E-commerce and bricks-and-mortar stores coexist, he explained, and it’s for people to decide what works best for them. “The customers that love Sephora the most are the customers that shop online and in-store,” said de Lapuente. “They’ll go online to do their research, to see the reviews, to see the product ratings. They’ll come in-store for the experience.”

The tactile element is important for prestige beauty products, he believes.

When asked about how Sephora is combating the rise of other online prestige beauty sellers, such as Amazon — which is forcing other groups to prioritize and think of convenience differently — and Tmall, McDonald said that with competition in retail, as in any business category, “the client wins.”

He explained there are numerous ways Sephora angles to be the most loved beauty community.
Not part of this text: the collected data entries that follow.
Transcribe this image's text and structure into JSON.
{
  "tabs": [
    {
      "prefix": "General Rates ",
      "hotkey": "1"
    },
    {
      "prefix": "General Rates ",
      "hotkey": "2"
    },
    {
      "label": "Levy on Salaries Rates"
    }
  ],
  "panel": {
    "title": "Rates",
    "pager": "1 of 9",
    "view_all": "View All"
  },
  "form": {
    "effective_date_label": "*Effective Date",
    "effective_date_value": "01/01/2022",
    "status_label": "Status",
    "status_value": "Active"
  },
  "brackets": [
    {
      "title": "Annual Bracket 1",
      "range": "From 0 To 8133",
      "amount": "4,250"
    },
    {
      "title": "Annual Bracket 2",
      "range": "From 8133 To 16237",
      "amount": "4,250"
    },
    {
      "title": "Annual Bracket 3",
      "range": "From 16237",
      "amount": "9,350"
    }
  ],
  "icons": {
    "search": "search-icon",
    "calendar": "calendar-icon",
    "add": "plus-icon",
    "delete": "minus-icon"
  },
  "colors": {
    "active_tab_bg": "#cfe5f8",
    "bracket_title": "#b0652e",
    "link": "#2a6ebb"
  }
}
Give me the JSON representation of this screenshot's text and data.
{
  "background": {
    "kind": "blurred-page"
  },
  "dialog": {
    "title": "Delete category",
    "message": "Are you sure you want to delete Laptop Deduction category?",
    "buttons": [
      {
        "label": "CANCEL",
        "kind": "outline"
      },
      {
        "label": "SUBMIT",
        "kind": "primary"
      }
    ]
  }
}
Differentiated products is a critical one. “We want to keep making beauty personal through our loyalty program, CRM and exciting initiatives,” said McDonald, as well as in-store experiences and services across all of Sephora’s channels.

McDonald noted that Sephora has fantastic longterm partnerships with many brands, and that Sephora Collection is positioned as an entry point into prestige, to excite consumers.
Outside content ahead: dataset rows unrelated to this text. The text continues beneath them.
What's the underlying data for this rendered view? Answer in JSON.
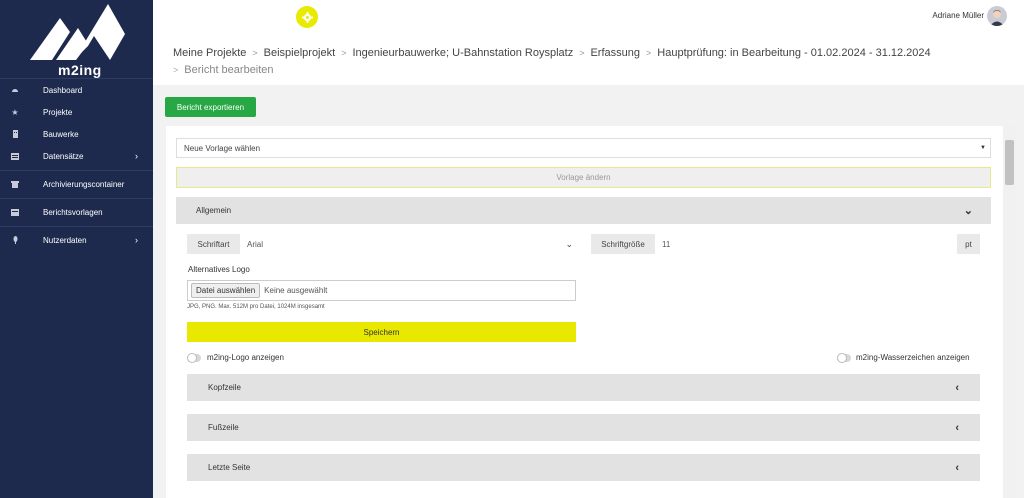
{
  "brand": "m2ing",
  "sidebar": {
    "items": [
      {
        "label": "Dashboard",
        "icon": "dashboard-icon"
      },
      {
        "label": "Projekte",
        "icon": "star-icon"
      },
      {
        "label": "Bauwerke",
        "icon": "building-icon"
      },
      {
        "label": "Datensätze",
        "icon": "table-icon",
        "chevron": "›"
      },
      {
        "label": "Archivierungscontainer",
        "icon": "archive-icon"
      },
      {
        "label": "Berichtsvorlagen",
        "icon": "report-icon"
      },
      {
        "label": "Nutzerdaten",
        "icon": "pin-icon",
        "chevron": "›"
      }
    ]
  },
  "header": {
    "user_name": "Adriane Müller"
  },
  "breadcrumb": {
    "items": [
      "Meine Projekte",
      "Beispielprojekt",
      "Ingenieurbauwerke; U-Bahnstation Roysplatz",
      "Erfassung",
      "Hauptprüfung: in Bearbeitung - 01.02.2024 - 31.12.2024"
    ],
    "current": "Bericht bearbeiten",
    "separator": ">"
  },
  "toolbar": {
    "export_label": "Bericht exportieren"
  },
  "template": {
    "select_value": "Neue Vorlage wählen",
    "change_label": "Vorlage ändern"
  },
  "section_general": {
    "title": "Allgemein",
    "font_label": "Schriftart",
    "font_value": "Arial",
    "size_label": "Schriftgröße",
    "size_value": "11",
    "size_unit": "pt",
    "logo_label": "Alternatives Logo",
    "file_button": "Datei auswählen",
    "file_status": "Keine ausgewählt",
    "file_hint": "JPG, PNG. Max. 512M pro Datei, 1024M insgesamt",
    "save_label": "Speichern",
    "toggle_logo_label": "m2ing-Logo anzeigen",
    "toggle_watermark_label": "m2ing-Wasserzeichen anzeigen"
  },
  "subsections": [
    "Kopfzeile",
    "Fußzeile",
    "Letzte Seite"
  ],
  "colors": {
    "sidebar": "#1e2a4d",
    "accent_yellow": "#e8e800",
    "export_green": "#28a745"
  }
}
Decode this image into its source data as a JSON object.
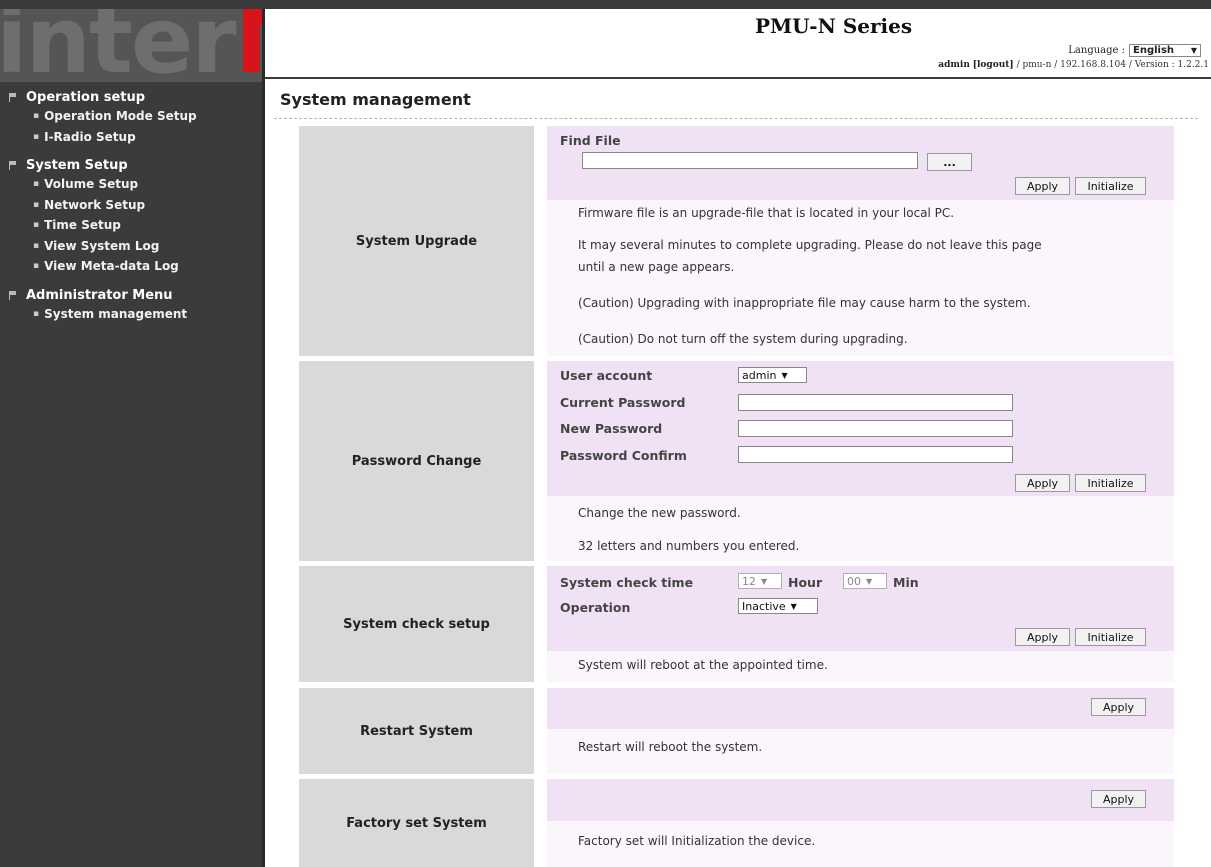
{
  "brand": {
    "logo_text_1": "inter",
    "logo_text_2": "M"
  },
  "header": {
    "title": "PMU-N Series",
    "language_label": "Language :",
    "language_value": "English",
    "user": "admin",
    "logout": "[logout]",
    "path": "/ pmu-n / 192.168.8.104 / Version : 1.2.2.1"
  },
  "sidebar": {
    "groups": [
      {
        "title": "Operation setup",
        "items": [
          "Operation Mode Setup",
          "I-Radio Setup"
        ]
      },
      {
        "title": "System Setup",
        "items": [
          "Volume Setup",
          "Network Setup",
          "Time Setup",
          "View System Log",
          "View Meta-data Log"
        ]
      },
      {
        "title": "Administrator Menu",
        "items": [
          "System management"
        ]
      }
    ]
  },
  "page": {
    "title": "System management"
  },
  "sections": {
    "upgrade": {
      "label": "System Upgrade",
      "find_file": "Find File",
      "file_value": "",
      "browse": "...",
      "apply": "Apply",
      "initialize": "Initialize",
      "notes": [
        "Firmware file is an upgrade-file that is located in your local PC.",
        "It may several minutes to complete upgrading. Please do not leave this page",
        "until a new page appears.",
        "(Caution) Upgrading with inappropriate file may cause harm to the system.",
        "(Caution) Do not turn off the system during upgrading."
      ]
    },
    "password": {
      "label": "Password Change",
      "user_account": "User account",
      "user_account_value": "admin",
      "current": "Current Password",
      "new": "New Password",
      "confirm": "Password Confirm",
      "apply": "Apply",
      "initialize": "Initialize",
      "notes": [
        "Change the new password.",
        "32 letters and numbers you entered."
      ]
    },
    "check": {
      "label": "System check setup",
      "time_label": "System check time",
      "hour_value": "12",
      "hour_unit": "Hour",
      "min_value": "00",
      "min_unit": "Min",
      "operation_label": "Operation",
      "operation_value": "Inactive",
      "apply": "Apply",
      "initialize": "Initialize",
      "note": "System will reboot at the appointed time."
    },
    "restart": {
      "label": "Restart System",
      "apply": "Apply",
      "note": "Restart will reboot the system."
    },
    "factory": {
      "label": "Factory set System",
      "apply": "Apply",
      "note": "Factory set will Initialization the device."
    }
  }
}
“Every market will choose what is appropriate,” he said, adding there are no set category breakdowns for what’s found in stores worldwide.
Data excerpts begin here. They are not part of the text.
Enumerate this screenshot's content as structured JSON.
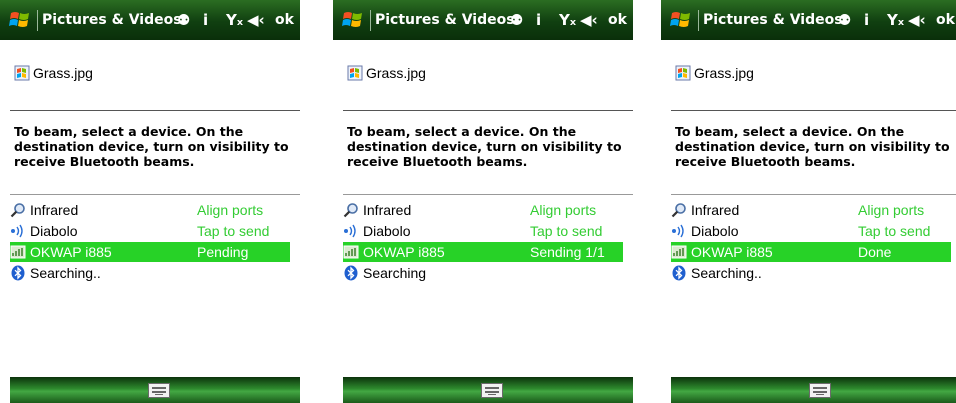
{
  "colors": {
    "titlebar": "#1e5a1a",
    "selection": "#27d227",
    "status_text": "#33cc33"
  },
  "panels": [
    {
      "title": "Pictures & Videos",
      "ok": "ok",
      "file": "Grass.jpg",
      "instruction": "To beam, select a device. On the destination device, turn on visibility to receive Bluetooth beams.",
      "devices": [
        {
          "name": "Infrared",
          "status": "Align ports",
          "icon": "magnifier-icon",
          "selected": false
        },
        {
          "name": "Diabolo",
          "status": "Tap to send",
          "icon": "infrared-icon",
          "selected": false
        },
        {
          "name": "OKWAP i885",
          "status": "Pending",
          "icon": "device-icon",
          "selected": true
        },
        {
          "name": "Searching..",
          "status": "",
          "icon": "bluetooth-icon",
          "selected": false
        }
      ]
    },
    {
      "title": "Pictures & Videos",
      "ok": "ok",
      "file": "Grass.jpg",
      "instruction": "To beam, select a device. On the destination device, turn on visibility to receive Bluetooth beams.",
      "devices": [
        {
          "name": "Infrared",
          "status": "Align ports",
          "icon": "magnifier-icon",
          "selected": false
        },
        {
          "name": "Diabolo",
          "status": "Tap to send",
          "icon": "infrared-icon",
          "selected": false
        },
        {
          "name": "OKWAP i885",
          "status": "Sending 1/1",
          "icon": "device-icon",
          "selected": true
        },
        {
          "name": "Searching",
          "status": "",
          "icon": "bluetooth-icon",
          "selected": false
        }
      ]
    },
    {
      "title": "Pictures & Videos",
      "ok": "ok",
      "file": "Grass.jpg",
      "instruction": "To beam, select a device. On the destination device, turn on visibility to receive Bluetooth beams.",
      "devices": [
        {
          "name": "Infrared",
          "status": "Align ports",
          "icon": "magnifier-icon",
          "selected": false
        },
        {
          "name": "Diabolo",
          "status": "Tap to send",
          "icon": "infrared-icon",
          "selected": false
        },
        {
          "name": "OKWAP i885",
          "status": "Done",
          "icon": "device-icon",
          "selected": true
        },
        {
          "name": "Searching..",
          "status": "",
          "icon": "bluetooth-icon",
          "selected": false
        }
      ]
    }
  ]
}
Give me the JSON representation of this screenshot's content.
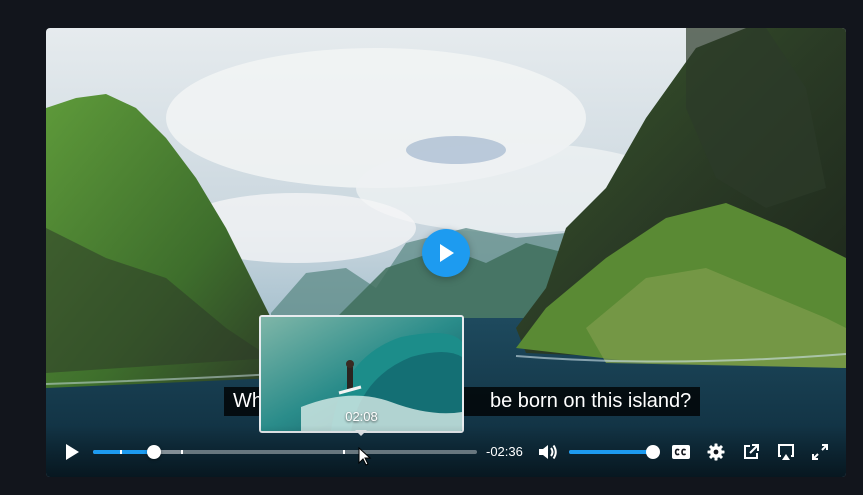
{
  "player": {
    "caption": "Wh… be born on this island?",
    "caption_left": "Wh",
    "caption_right": "be born on this island?",
    "hover_preview_time": "02:08",
    "time_remaining": "-02:36",
    "progress": 0.16,
    "buffered": 0.23,
    "hover_position": 0.65,
    "chapter_markers": [
      0.07,
      0.23,
      0.65
    ],
    "volume": 1.0,
    "accent_color": "#1d9bf0",
    "icons": {
      "big_play": "play-icon",
      "play": "play-icon",
      "volume": "volume-icon",
      "captions": "captions-icon",
      "settings": "gear-icon",
      "popout": "external-link-icon",
      "airplay": "airplay-icon",
      "fullscreen": "fullscreen-icon"
    }
  }
}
What moves markets in one geographic zone isn’t necessarily the same elsewhere. For example, the color cosmetics segment has been softening, although still generating growth in the U.S., while in a country like China, it’s on fire, up 30 percent to 40 percent.

He also noted that a lot of the cool indie makeup brands created in the U.S. are resonating in markets such as France and Spain.

Sephora has recently re-entered Germany, and China represents a huge opportunity for the retailer and its partners, with its sales notching 30 percent growth in 2017 and 25 percent gains this year.

“There’s some extraordinary e-commerce capabilities being developed in China,” said de Lapuente, whose mandate when joining Sephora was to take it global.

He ticked off names such as Tmall, Alibaba and JD.com. “You go to many Sephora stores in China, and everyone is paying on their mobile phones. I’m extremely optimistic about China. I’m optimistic about Southeast Asia,” said de Lapuente. “I think there are huge opportunities there.”

So, too, are Canada and the Middle East considered very promising. The executive said he believes Sephora has the potential to be in every market in the world. Today it’s in 34, with a couple opening annually.

“We’ll do it in a very steady, measured approach,” said de Lapuente. “But yes, I dream of Sephora being present in every country of the world.”

For the U.S., the aim is to double sales yet again, with growth coming from new categories, services and brands — especially in existing stores, where gains are already being registered.

“Skin care is on fire,” said McDonald, also mentioning strategies including investing in technology support and in-store client experience. “We try to differentiate fragrance.”

Sephora over the past two years gained share in the hair category — its largest growing business. “I think it really is playing to the strength of Sephora again in terms of the product differentiation,” he said. “So [we’re] really excited about building those out. That will drive productivity in stores.”

In the U.S., Sephora is opening more stores this year than ever before. “We are in the best malls in the country, but we are branching out into off-mall locations and having huge success,” continued McDonald.

The retailer just debuted its second Beauty Studio in a 2,000-square-foot location in Hoboken, N.J. “The store is crushing what we thought it would do,” he said. “We see an opportunity for 100 of those, and those are small stores penetrating very dense neighborhoods, so we can get that walk-in traffic.

“We’re really excited about the levers we’re pulling,” said McDonald. “We feel they’re healthy. They’re driving the productivity of the business. They are back to building prestige and creating demand. We are confident and absolutely on a trajectory to double the business again.”